Коваленко ушел беседовать с потерпевшей, а Колосову достались бумаги да трое молоденьких милиционериков патрульно-постового взвода, не слишком-то разговорчивых и наблюдательных.
Но все, что его интересовало в первую очередь, Никита выудил у них быстро: когда патруль ППС приехал к фабричным складам, насильник был уже связан и сильно избит. На вопрос Колосова, был ли он обут, и если да, то во что, – патрульные ответили в один голос: «А как же иначе? Вот в те самые кроссовки, что и сейчас на нем в камере». Никита спросил, осматривали ли патрульные место происшествия до прибытия опергруппы и следователя. Те снова отвечали хором: «А как же иначе? Вещи еще старухины при свете автомобильных фар искали, которые он с нее сорвал».

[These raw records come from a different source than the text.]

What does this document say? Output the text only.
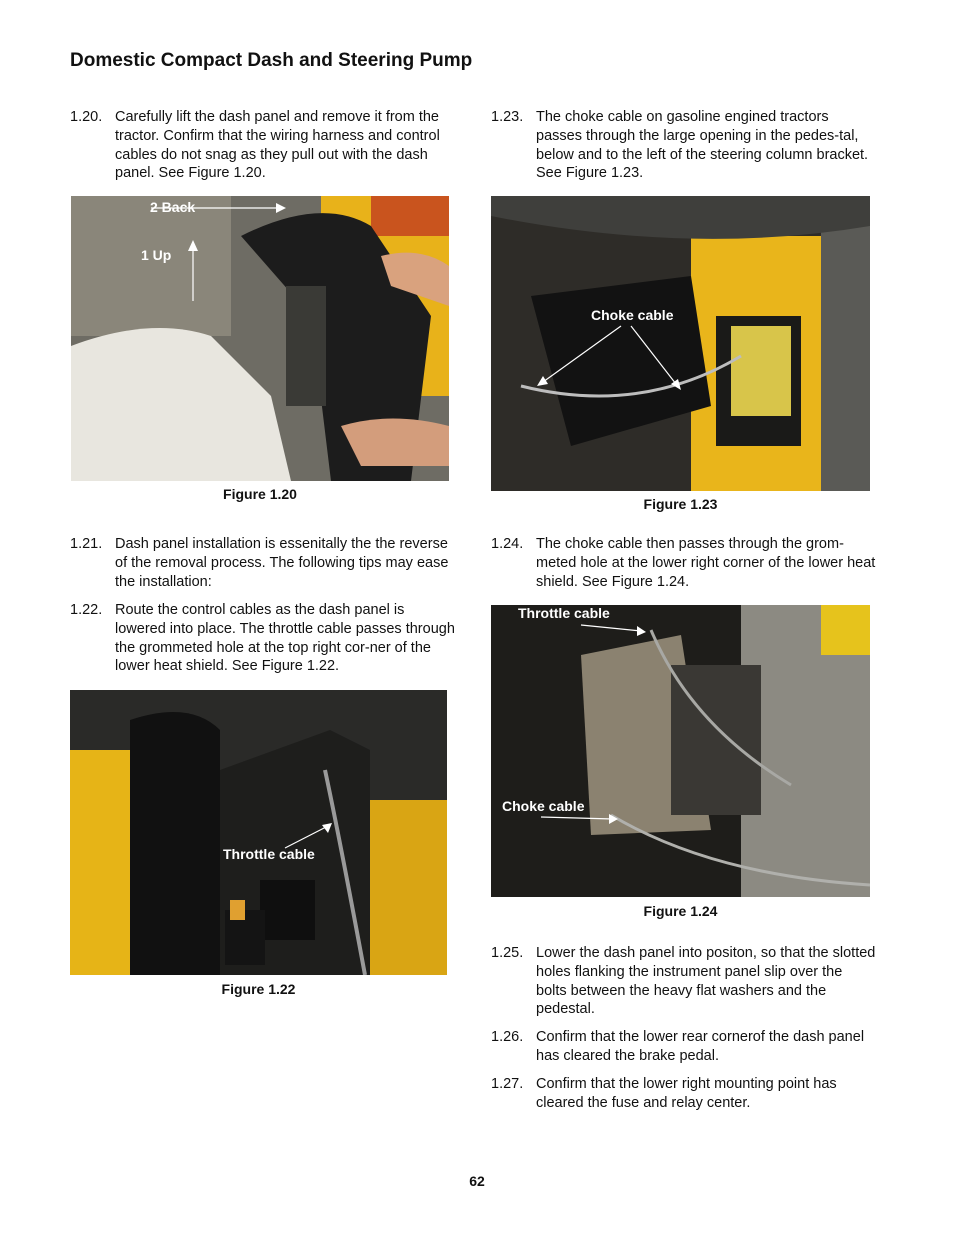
Domestic Compact Dash and Steering Pump
1.20. Carefully lift the dash panel and remove it from the tractor. Confirm that the wiring harness and control cables do not snag as they pull out with the dash panel. See Figure 1.20.
2 Back
1 Up
Figure 1.20
1.21. Dash panel installation is essenitally the the reverse of the removal process. The following tips may ease the installation:
1.22. Route the control cables as the dash panel is lowered into place. The throttle cable passes through the grommeted hole at the top right cor-ner of the lower heat shield. See Figure 1.22.
Throttle cable
Figure 1.22
1.23. The choke cable on gasoline engined tractors passes through the large opening in the pedes-tal, below and to the left of the steering column bracket. See Figure 1.23.
Choke cable
Figure 1.23
1.24. The choke cable then passes through the grom-meted hole at the lower right corner of the lower heat shield. See Figure 1.24.
Throttle cable
Choke cable
Figure 1.24
1.25. Lower the dash panel into positon, so that the slotted holes flanking the instrument panel slip over the bolts between the heavy flat washers and the pedestal.
1.26. Confirm that the lower rear cornerof the dash panel has cleared the brake pedal.
1.27. Confirm that the lower right mounting point has cleared the fuse and relay center.
62
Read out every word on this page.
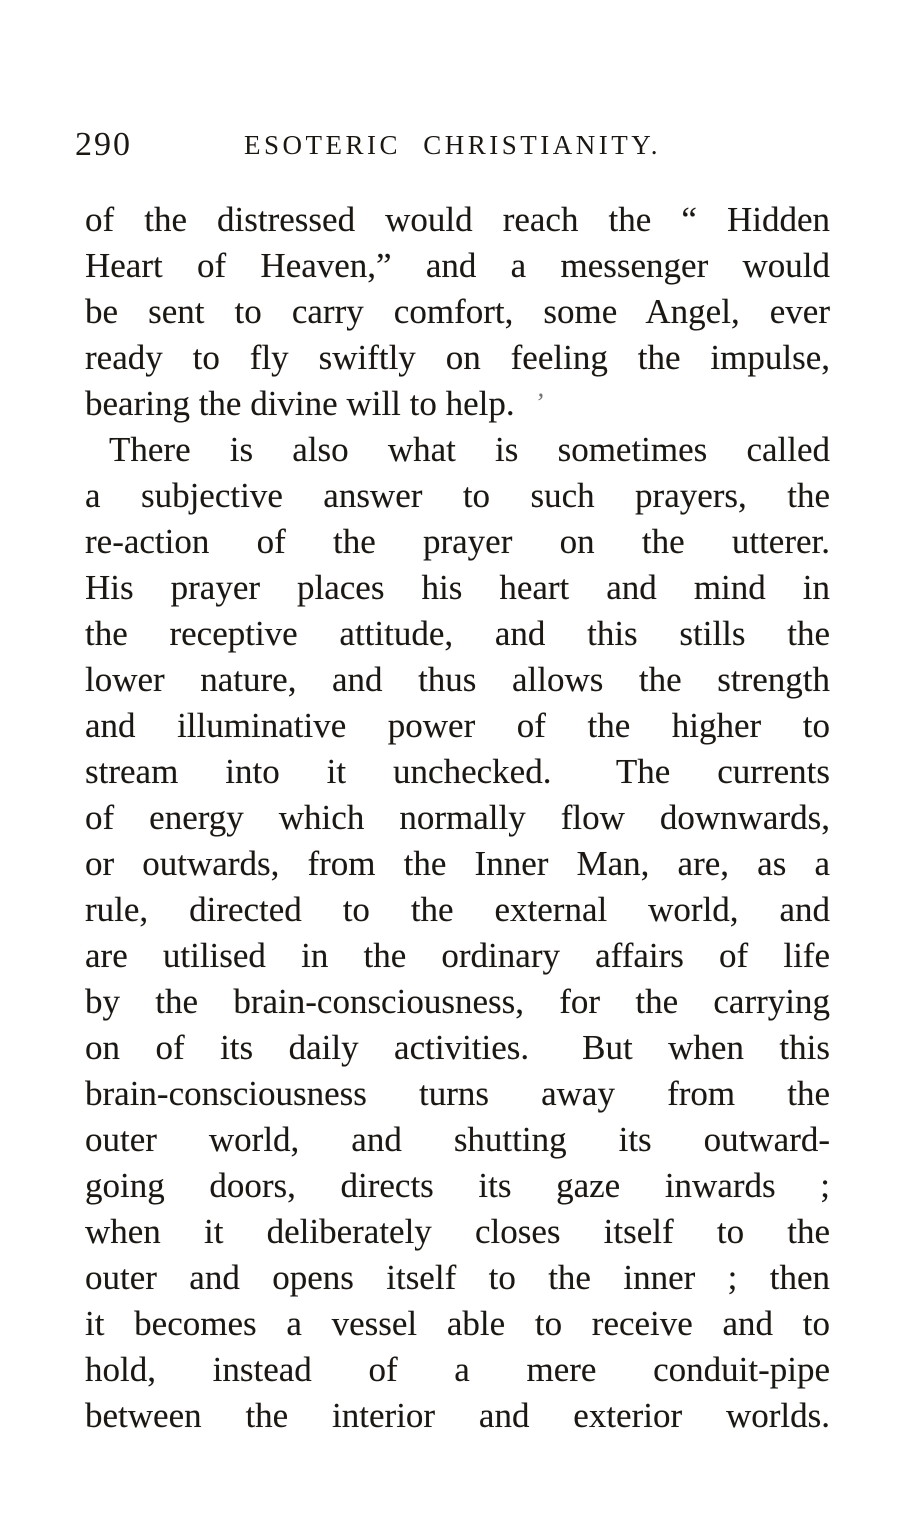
290	ESOTERIC CHRISTIANITY.
of the distressed would reach the “ Hidden
Heart of Heaven,” and a messenger would
be sent to carry comfort, some Angel, ever
ready to fly swiftly on feeling the impulse,
bearing the divine will to help. ’
There is also what is sometimes called
a subjective answer to such prayers, the
re-action of the prayer on the utterer.
His prayer places his heart and mind in
the receptive attitude, and this stills the
lower nature, and thus allows the strength
and illuminative power of the higher to
stream into it unchecked.  The currents
of energy which normally flow downwards,
or outwards, from the Inner Man, are, as a
rule, directed to the external world, and
are utilised in the ordinary affairs of life
by the brain-consciousness, for the carrying
on of its daily activities.  But when this
brain-consciousness turns away from the
outer world, and shutting its outward-
going doors, directs its gaze inwards ;
when it deliberately closes itself to the
outer and opens itself to the inner ; then
it becomes a vessel able to receive and to
hold, instead of a mere conduit-pipe
between the interior and exterior worlds.
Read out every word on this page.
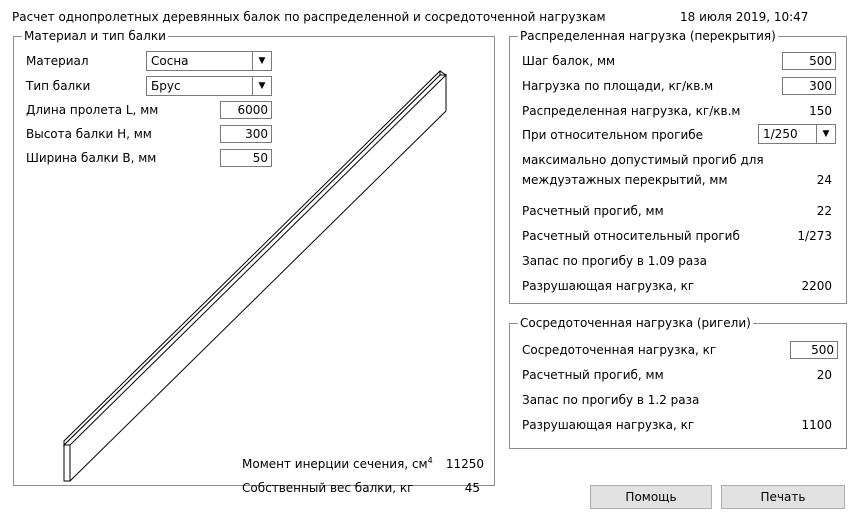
Расчет однопролетных деревянных балок по распределенной и сосредоточенной нагрузкам	18 июля 2019, 10:47
Материал и тип балки
Материал	Сосна	▼
Тип балки	Брус	▼
Длина пролета L, мм	6000
Высота балки H, мм	300
Ширина балки B, мм	50
Момент инерции сечения, $см^4$ 11250
Собственный вес балки, кг	45
Распределенная нагрузка (перекрытия)
Шаг балок, мм	500
Нагрузка по площади, кг/кв.м	300
Распределенная нагрузка, кг/кв.м	150
При относительном прогибе	1/250	▼
максимально допустимый прогиб для
междуэтажных перекрытий, мм	24
Расчетный прогиб, мм	22
Расчетный относительный прогиб	1/273
Запас по прогибу в 1.09 раза
Разрушающая нагрузка, кг	2200
Сосредоточенная нагрузка (ригели)
Сосредоточенная нагрузка, кг	500
Расчетный прогиб, мм	20
Запас по прогибу в 1.2 раза
Разрушающая нагрузка, кг	1100
Помощь	Печать
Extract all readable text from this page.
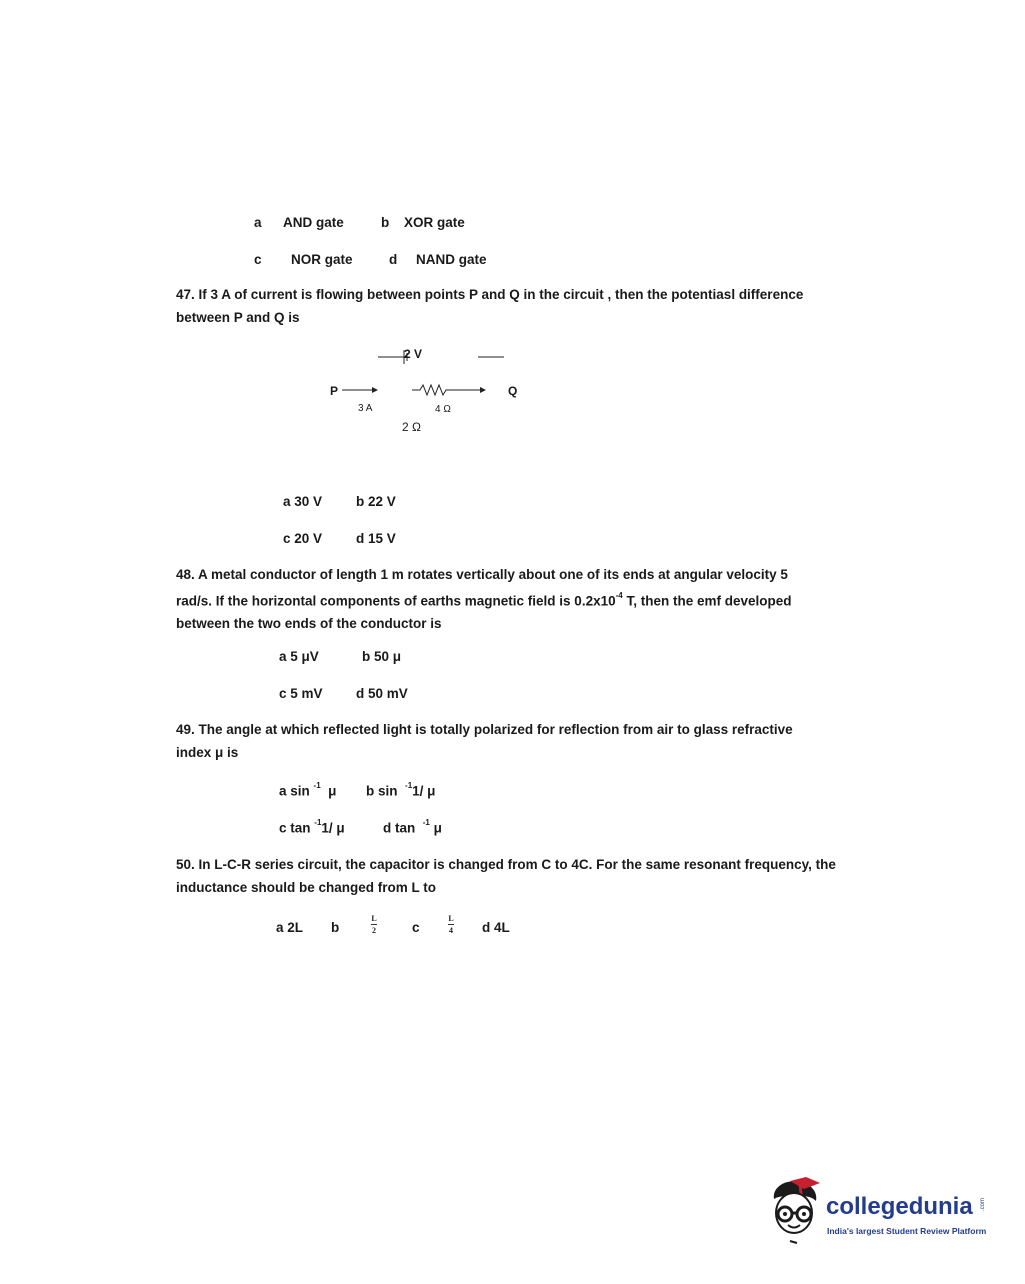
a AND gate	b XOR gate
c NOR gate	d NAND gate
47. If 3 A of current is flowing between points P and Q in the circuit , then the potentiasl difference between P and Q is
2 V
P	Q
3 A	4 Ω
2 Ω
a 30 V	b 22 V
c 20 V	d 15 V
48. A metal conductor of length 1 m rotates vertically about one of its ends at angular velocity 5
rad/s. If the horizontal components of earths magnetic field is $0.2x10^{-4}$ T, then the emf developed
between the two ends of the conductor is
a 5 μV	b 50 μ
c 5 mV d 50 mV
49. The angle at which reflected light is totally polarized for reflection from air to glass refractive
index μ is
a sin $^{-1}$ μ b sin $^{-1}$1/ μ
c tan $^{-1}$1/ μ	d tan $^{-1}$ μ
50. In L-C-R series circuit, the capacitor is changed from C to 4C. For the same resonant frequency, the inductance should be changed from L to
a 2L b
L
2	c
L
4 d 4L
collegedunia .com
India's largest Student Review Platform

«Трусы-то ее на ольхе болтались, как белый флаг, – фыркнул один весьма развязно. – Он их на бегу туда зашвырнул. Я лично лазил, снимал».
На вопрос, не заметили ли патрульные где-либо камня, кирпича или другого тяжелого предмета, они все ответили отрицательно.
Не упоминалось о наличии камня и в протоколе осмотра места происшествия, который Никита прочел дважды, стараясь определить, что в нем все-таки пропущено.
Вернулся Коваленко, устало махнул рукой.
– Плачет Тихонова. Мы с ней толковали мало, в основном я ей капли считал. Жалко ее – сил нет, сердце даже заболело. Вот паразит проклятый! – Он привалился к стене, запрокинул голову. – Остеохондроз мой, эх, массажик бы сейчас, баньку… Ну, что делать-то будем, командир?